In most instances you can can sell your primary residence without incurring any tax liability. You can make up to $250,000 in profit if you’re a single owner, twice that if you’re married, and not owe any capital gains taxes.
There are a few requirements to avoid owing any tax. First, the property you’re selling must be your principal residence. That means you live in it. This tax break doesn’t apply to a house or other property that you have solely for investment purposes. In those cases, the usual capital gains rules apply.
You can, however, turn a rental house into your primary residence, making the sale of it eligible for the exclusion. This is accomplished when you meet the IRS use and ownership tests: You own and live in the home for two out of the five years before the sale. Your actual habitation of the home doesn’t have to be sequential. The IRS lets you aggregate your time living in the house to meet the two-year residency requirement.
You don’t even have to live in the house at the date of sale. The flexibility of the use test means you could live in your house for a year, rent it for two, move back in for another year and rent it again the year before you sell. Since during those five years you owned and lived in the property for two years, you meet the use and ownership tests.
While technically there’s no limit on the number of homes you can sell and thus reap tax-free gain, each sale must be at least two years apart. That still leaves you room to make some money on several properties. You can sell your residence this year, pocket any gain within the tax limits and buy a new residence. Two years later, you can do the same thing, again and again every two years.
While a husband and wife get double the exclusion of single home sellers, couples also have some additional considerations when it comes to determining whether their sale is tax-free.
Either spouse can meet the ownership test. For example, the IRS says it’s OK if you owned the home for the last two years, but you just added your new husband to the title when you got married six months ago. Since you owned the residence for the requisite time, as joint filers you have no problem meeting the ownership test even though your husband wasn’t an official owner for that long.
However, both husband and wife must pass the use test; that is, each must live in the residence for two years. But the shared use doesn’t have to be while you file jointly. If you and your now-husband shared the home for 1½ years before tying the knot and then six months as newlyweds, the IRS will allow you to claim the exemption. But if he didn’t move in until the wedding day, you’re out of tax-exclusion luck. The two-year eligibility rule applies to both spouses.
Under this couple requirement, if either spouse sold a home and used the exclusion within two years of the sale of any jointly-owned property, the couple can’t claim the exclusion. That means if one spouse sold a home a month before the wedding, then you’ll have to wait two years after that property’s sale date before you can dispose of your shared marital residence tax-free.

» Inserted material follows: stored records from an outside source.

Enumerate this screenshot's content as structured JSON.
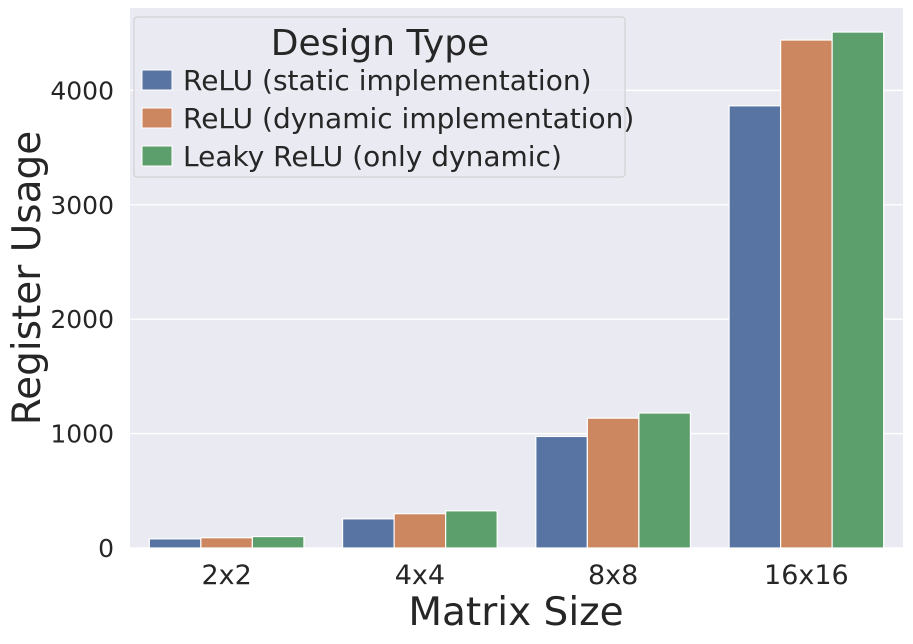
{
  "chart_data": {
    "type": "bar",
    "xlabel": "Matrix Size",
    "ylabel": "Register Usage",
    "categories": [
      "2x2",
      "4x4",
      "8x8",
      "16x16"
    ],
    "series": [
      {
        "name": "ReLU (static implementation)",
        "color": "#5874a3",
        "values": [
          80,
          255,
          975,
          3865
        ]
      },
      {
        "name": "ReLU (dynamic implementation)",
        "color": "#cc8760",
        "values": [
          90,
          300,
          1135,
          4440
        ]
      },
      {
        "name": "Leaky ReLU (only dynamic)",
        "color": "#5c9e6c",
        "values": [
          100,
          325,
          1180,
          4510
        ]
      }
    ],
    "ylim": [
      0,
      4720
    ],
    "yticks": [
      0,
      1000,
      2000,
      3000,
      4000
    ],
    "legend": {
      "title": "Design Type",
      "placement": "top-left"
    },
    "grid": true,
    "background": "#eaeaf2"
  }
}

If you and your spouse met the use and ownership tests, as well as the two-year previous-sale time limit, it’s time to do the math to determine if any capital gains taxes are due upon the sale.
It’s your gain, or profit, that determines the size or lack of a tax bill. In fact, you can sell your house for $1 million and still not owe Uncle Sam as long as the profit portion was not more than $250,000 or $500,000, depending on your filing status. If you can exclude all the gain, then you owe no taxes. You are permitted to add the cost of any capital improvements to the purchase price to offset the gain.
Even if you don’t meet all the home-sale exclusion tests, your tax break might not be totally lost.
When an owner sells his house because of special conditions, such as a change in health, employment or unforeseen circumstances, he’s eligible for a prorated tax-free gain.
Members of the military also get special home-sale consideration. Because of redeployments, soldiers often find it hard to meet the residency rule and end up owing taxes when they sell. But a law change in 2003 now exempts military personnel from the two-year use requirement (for up to 10 years), letting them qualify for the full exclusion whenever they must move to fulfill service commitments.